Unlike most QA audience members, Storrar cut through. His simple, plaintive message resonated through social media and was quickly picked up by major Australian news websites.
Hero to villain
Commentators on the left side of politics immediately developed an acute case of Duncan-mania. He was dubbed a “good bloke”, then soon after a “national hero”. #istandwithduncan started trending on Twitter.
Someone started a tongue-in-cheek GoFundMe page to raise enough money to buy Duncan a toaster. Its target was A$6,000 – it has now raised more than A$60,000.
Duncan Storrar had been transformed, literally overnight, from a regular bloke with a valid question to an everyman symbol for progressive politics.
But for every action there is an equal and opposite reaction, and so it proved with Storrar. It took just one day for the nation’s conservative broadsheet, The Australian, to go on the attack, first by demonstrating that he, in fact, paid no net tax when his social welfare payments were taken into account.
Harsher assessments followed. His son, Aztec Major, told The Australian that he had gone to live with his estranged father at age 17, only to end up addicted to drugs. He urged people to donate to charities, rather than giving to a man he described as “undeserving of the money”.
On Friday, Storrar’s lengthy criminal record was revealed. Various media reported that he had been convicted for offences including assault, drug possession and threatening to kill. He had also breached intervention orders taken out against him by ex-partners.
Storrar has gone to ground, overwhelmed by the unexpected intensity of the coverage. The revelations of his criminal past call into question the fate of the A$60,000 in donations. Commentators on the left are crying foul at the brutal takedown; those on the right are crowing that “social justice warriors” have turned a criminal into a hero.
Mainlining the mood
It took a particular mix of circumstances to whip up this media storm. Australia’s election campaign is in full swing and the Liberal-led government and Labor opposition are sharply divided on tax policy. The government wants to lower the company tax rate over 10 years, while Labor wants to outlay billions of dollars on education and health.

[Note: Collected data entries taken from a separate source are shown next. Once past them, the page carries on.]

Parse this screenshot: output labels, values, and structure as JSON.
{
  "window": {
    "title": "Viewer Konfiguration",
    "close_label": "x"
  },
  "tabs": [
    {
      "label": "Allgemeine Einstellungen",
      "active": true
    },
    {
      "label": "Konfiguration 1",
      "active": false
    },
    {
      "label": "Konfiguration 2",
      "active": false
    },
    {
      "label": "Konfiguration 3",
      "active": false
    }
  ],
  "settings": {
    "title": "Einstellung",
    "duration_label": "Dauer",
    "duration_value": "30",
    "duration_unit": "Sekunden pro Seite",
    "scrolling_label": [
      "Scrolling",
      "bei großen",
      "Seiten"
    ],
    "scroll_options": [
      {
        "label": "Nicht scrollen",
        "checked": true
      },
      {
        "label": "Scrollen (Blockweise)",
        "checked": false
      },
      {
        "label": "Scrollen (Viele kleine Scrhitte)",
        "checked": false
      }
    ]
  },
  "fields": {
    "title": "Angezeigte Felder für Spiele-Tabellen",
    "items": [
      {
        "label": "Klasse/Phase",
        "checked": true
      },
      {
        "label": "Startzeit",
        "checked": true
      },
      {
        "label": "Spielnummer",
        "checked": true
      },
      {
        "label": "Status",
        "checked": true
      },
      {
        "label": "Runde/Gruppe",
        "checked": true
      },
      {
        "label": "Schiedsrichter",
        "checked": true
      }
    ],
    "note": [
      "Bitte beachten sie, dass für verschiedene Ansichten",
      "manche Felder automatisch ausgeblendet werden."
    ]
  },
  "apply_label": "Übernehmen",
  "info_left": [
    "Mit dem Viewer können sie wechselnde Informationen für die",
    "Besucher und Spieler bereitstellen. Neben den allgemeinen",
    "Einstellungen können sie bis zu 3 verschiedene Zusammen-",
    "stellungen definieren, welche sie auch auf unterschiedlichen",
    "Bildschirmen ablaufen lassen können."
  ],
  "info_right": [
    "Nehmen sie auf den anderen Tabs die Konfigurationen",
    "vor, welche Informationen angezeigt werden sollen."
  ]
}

Accusations of “class warfare” have been flying thick and fast.
Storrar stepped into the middle of this narrative. The simplicity of his question and his disarming delivery caught the conservative panellists off-guard. Their flummoxed responses fed a great story – Aussie battler takes on intellectual snobs and wins.

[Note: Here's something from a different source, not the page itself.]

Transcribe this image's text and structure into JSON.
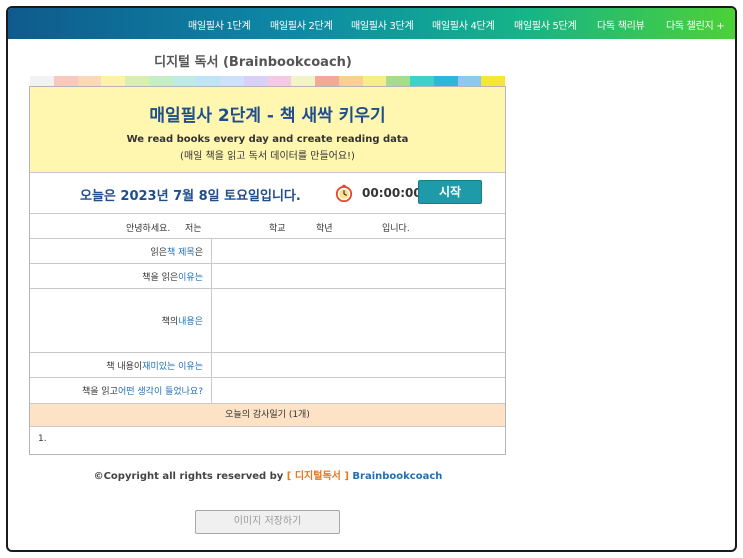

Added to this is the pressure cooker of social media and digital news, where people can be raised up and then squashed in a matter of hours. Fifteen years ago, Storrar’s moment in the spotlight would most likely have ended when the QA credits rolled. This week the Duncan train rolled on for four days straight.
Despite his past misdeeds, it’s hard not to feel sorry for Duncan. He didn’t ask to be made a hero and he didn’t ask for donations.

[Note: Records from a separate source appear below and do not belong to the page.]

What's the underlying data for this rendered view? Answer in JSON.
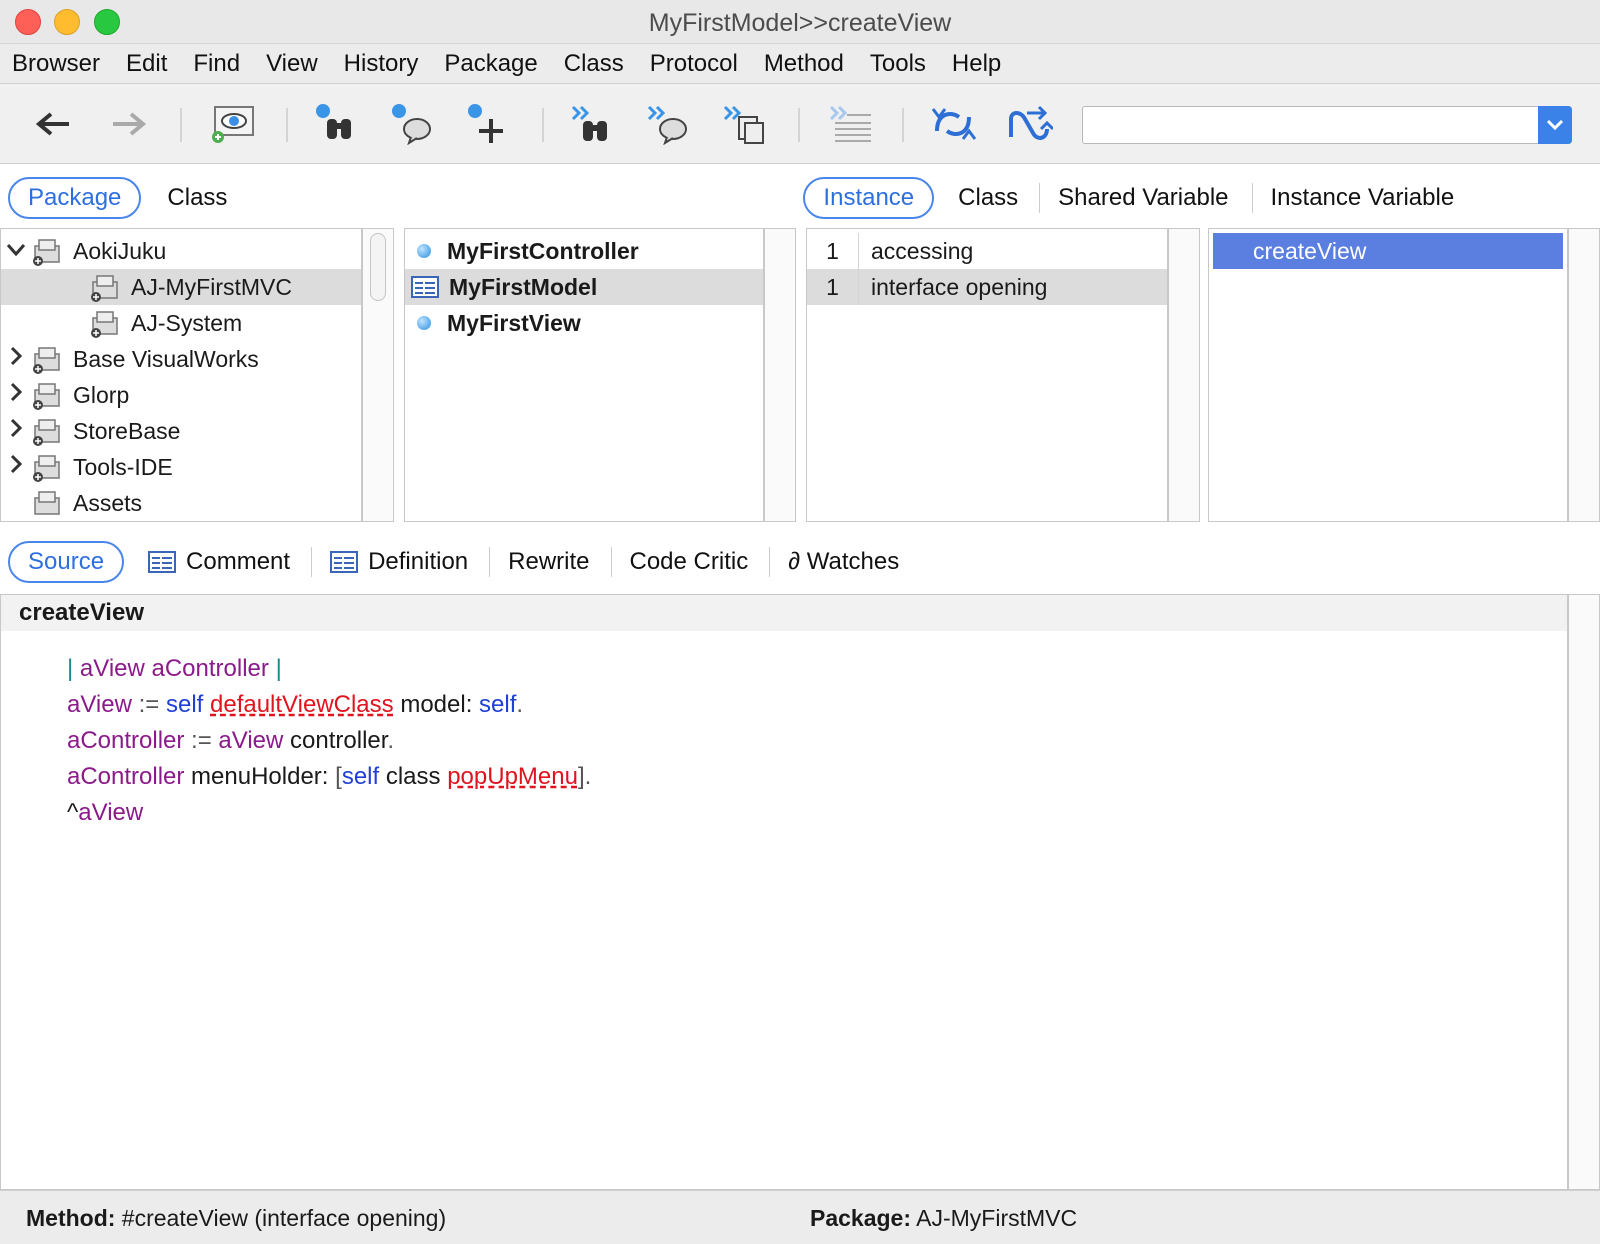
{
  "window": {
    "title": "MyFirstModel>>createView"
  },
  "menu": [
    "Browser",
    "Edit",
    "Find",
    "View",
    "History",
    "Package",
    "Class",
    "Protocol",
    "Method",
    "Tools",
    "Help"
  ],
  "toolbar": {
    "buttons": [
      "back-arrow-icon",
      "forward-arrow-icon",
      "inspect-eye-icon",
      "find-class-binoculars-icon",
      "find-method-icon",
      "add-icon",
      "find-next-class-icon",
      "find-next-method-icon",
      "find-next-copy-icon",
      "format-lines-icon",
      "sync-icon",
      "shuffle-icon"
    ],
    "search_value": ""
  },
  "top_tabs": {
    "left": [
      {
        "label": "Package",
        "active": true
      },
      {
        "label": "Class",
        "active": false
      }
    ],
    "right": [
      {
        "label": "Instance",
        "active": true
      },
      {
        "label": "Class",
        "active": false
      },
      {
        "label": "Shared Variable",
        "active": false
      },
      {
        "label": "Instance Variable",
        "active": false
      }
    ]
  },
  "packages": [
    {
      "label": "AokiJuku",
      "expanded": true
    },
    {
      "label": "AJ-MyFirstMVC",
      "selected": true
    },
    {
      "label": "AJ-System"
    },
    {
      "label": "Base VisualWorks"
    },
    {
      "label": "Glorp"
    },
    {
      "label": "StoreBase"
    },
    {
      "label": "Tools-IDE"
    },
    {
      "label": "Assets"
    }
  ],
  "classes": [
    {
      "label": "MyFirstController"
    },
    {
      "label": "MyFirstModel",
      "selected": true
    },
    {
      "label": "MyFirstView"
    }
  ],
  "protocols": [
    {
      "count": "1",
      "label": "accessing"
    },
    {
      "count": "1",
      "label": "interface opening",
      "selected": true
    }
  ],
  "methods": [
    {
      "label": "createView",
      "selected": true
    }
  ],
  "bottom_tabs": [
    {
      "label": "Source",
      "active": true
    },
    {
      "label": "Comment"
    },
    {
      "label": "Definition"
    },
    {
      "label": "Rewrite"
    },
    {
      "label": "Code Critic"
    },
    {
      "label": "∂ Watches"
    }
  ],
  "code": {
    "header": "createView",
    "line1": {
      "bar1": "|",
      "temps": " aView aController ",
      "bar2": "|"
    },
    "line2": {
      "v": "aView",
      "assign": " := ",
      "self": "self",
      "sel": "defaultViewClass",
      "kw": " model: ",
      "self2": "self",
      "dot": "."
    },
    "line3": {
      "v": "aController",
      "assign": " := ",
      "v2": "aView",
      "msg": " controller",
      "dot": "."
    },
    "line4": {
      "v": "aController",
      "kw": " menuHolder: ",
      "lb": "[",
      "self": "self",
      "msg": " class ",
      "sel": "popUpMenu",
      "rb": "]",
      "dot": "."
    },
    "line5": {
      "caret": "^",
      "v": "aView"
    }
  },
  "status": {
    "method_label": "Method:",
    "method_value": " #createView (interface opening)",
    "package_label": "Package:",
    "package_value": " AJ-MyFirstMVC"
  }
}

He has a dubious past, but so do thousands of other Australians with criminal records. Most don’t end up with their worst moments exposed before the entire country to prove an ideological point.
He will probably get to keep at least some of the A$60,000 donated to him, although ironically it may push him into a higher tax bracket. The media circus will find its next sideshow and life will move on. The left and right of politics are busy throwing stones at one another, but the truth is both sides played their role.
Duncan Storrar’s story is a modern-day fable that contains salient lessons about the internet’s mob mentality. You can build a hero in a day, but you can tear them apart just as quickly.